Nella singolar tenzone contro i calendari, Maurizio Sarri ha messo nel mirino anche l'Europa League che torna oggi con un bel manipolo di squadre italiane, Milan (in Bulgaria con il Ludogorets), Lazio (a Bucarest con la Steaua) l'Atalanta (a Dortmund) e, appunto, il Napoli (con il Lipsia al San Paolo). «Manifestazione al limite della follia, giocando il giovedì sera si rientra in campo dopo 60 ore. La Lega non ci aiuta. Uno stress pazzesco, ma è la seconda competizione europea. Ora pensiamo soltanto alla partita. Certo lo stress potrebbe aumentare nel prosieguo».
Parlando di Europa League non si può fare a meno di partire da questo fastidio che, calendario sì, calendario no, riguarda un po' tutte le squadre italiane. Noi, senza governo in Lega Serie A, in Federcalcio, con i diritti tv del campionato ceduti all'estero, con la Nazionale fuori dal Mondiale dopo sessant'anni, ci permettiamo di fare gli snob.
Dopo le parole, il fastidio nei fatti. Dal 1989 al 1999, anno in cui fu disputata l'ultima edizione - poi si fuse con la coppa delle Coppe - le squadre italiane vinsero otto volte la coppa Uefa, con cinque finali-derby, e atre due finaliste. Un dominio assoluto. Certo, andavamo forte anche nella coppa dei Campioni-Champions League. Andavamo forte in tutto, dando calci al pallone.
Però nella competizione maggiore, nel Terzo Millennio, qualcosa abbiamo raccolto: una finale fratricida tra Milan (coppa ai rigori) e Juventus nel 2003, i successi di Milan (2007) e Inter (2010) e le finali dei rossoneri (2005) e della Juventus (2015, 2017). Insomma, malgrado gli evidenti problemi del sistema calcio Italia, ci siamo applicati di più.

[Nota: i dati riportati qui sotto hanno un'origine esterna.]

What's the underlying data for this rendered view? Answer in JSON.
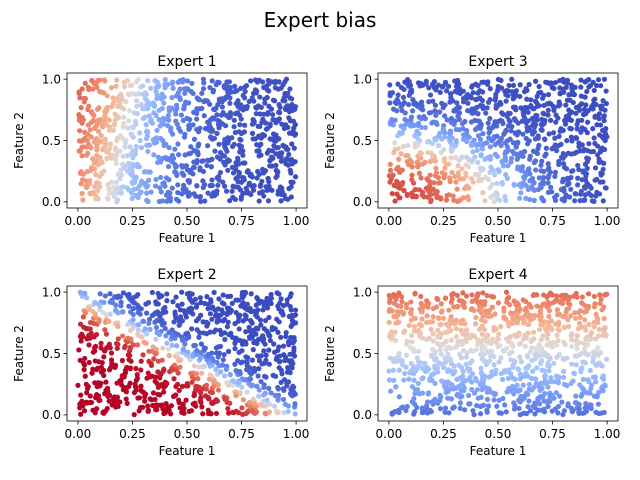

Nell'Europa League neanche una finale. E rare apparizioni in semifinale di Fiorentina (2 volte), Napoli (una) e Juventus (una). Gli scarsi risultati in Europa League hanno contribuito a farci retrocedere nel ranking. Il Napoli, la squadra più forte del gruppo - viene dalla Champions, domina il campionato - non lo dice apertamente, ma dalle parole di Sarri, dal turnover largo e inusuale (oltretutto Mertens è squalificato e Callejon sarà centravanti) e dal poco calore del popolo, si capisce che considera tutta la faccenda una scocciatura, un agguato sulla via dello scudetto.
La nostra sudditanza la conferma Rino Gattuso, senza Kalinic a Razgrad: «Negli ultimi anni il Ludogorets è stato in Europa più del Milan». Per la Lazio, Simone Inzaghi prepara molti avvicendamenti a casa della Steaua Bucarest: «Vogliamo riprenderci da questo periodo negativo». Europa League terapeutica.
Meno male che c'è la bella incoscienza dell'Atalanta, che entra, accompagnata da 5.000 tifosi, nella tana del Borussia Dortmund, il Westfalenstadion ribattezzato, sponsor imperat, Signal Iduna Park. Speriamo di rivedere la grinta che ha permesso ai Gasperini Boys di maramaldeggiare con Everton e Lione.
Dice il tecnico: «Una grande esperienza, avremmo voluto un avversario più morbido ma non c'è gloria senza pericolo. Cercheremo di capire fino a che punto possiamo arrivare». Chapeau. Snobbare l'Europa League avvelena anche chi non la fa. Non fatelo.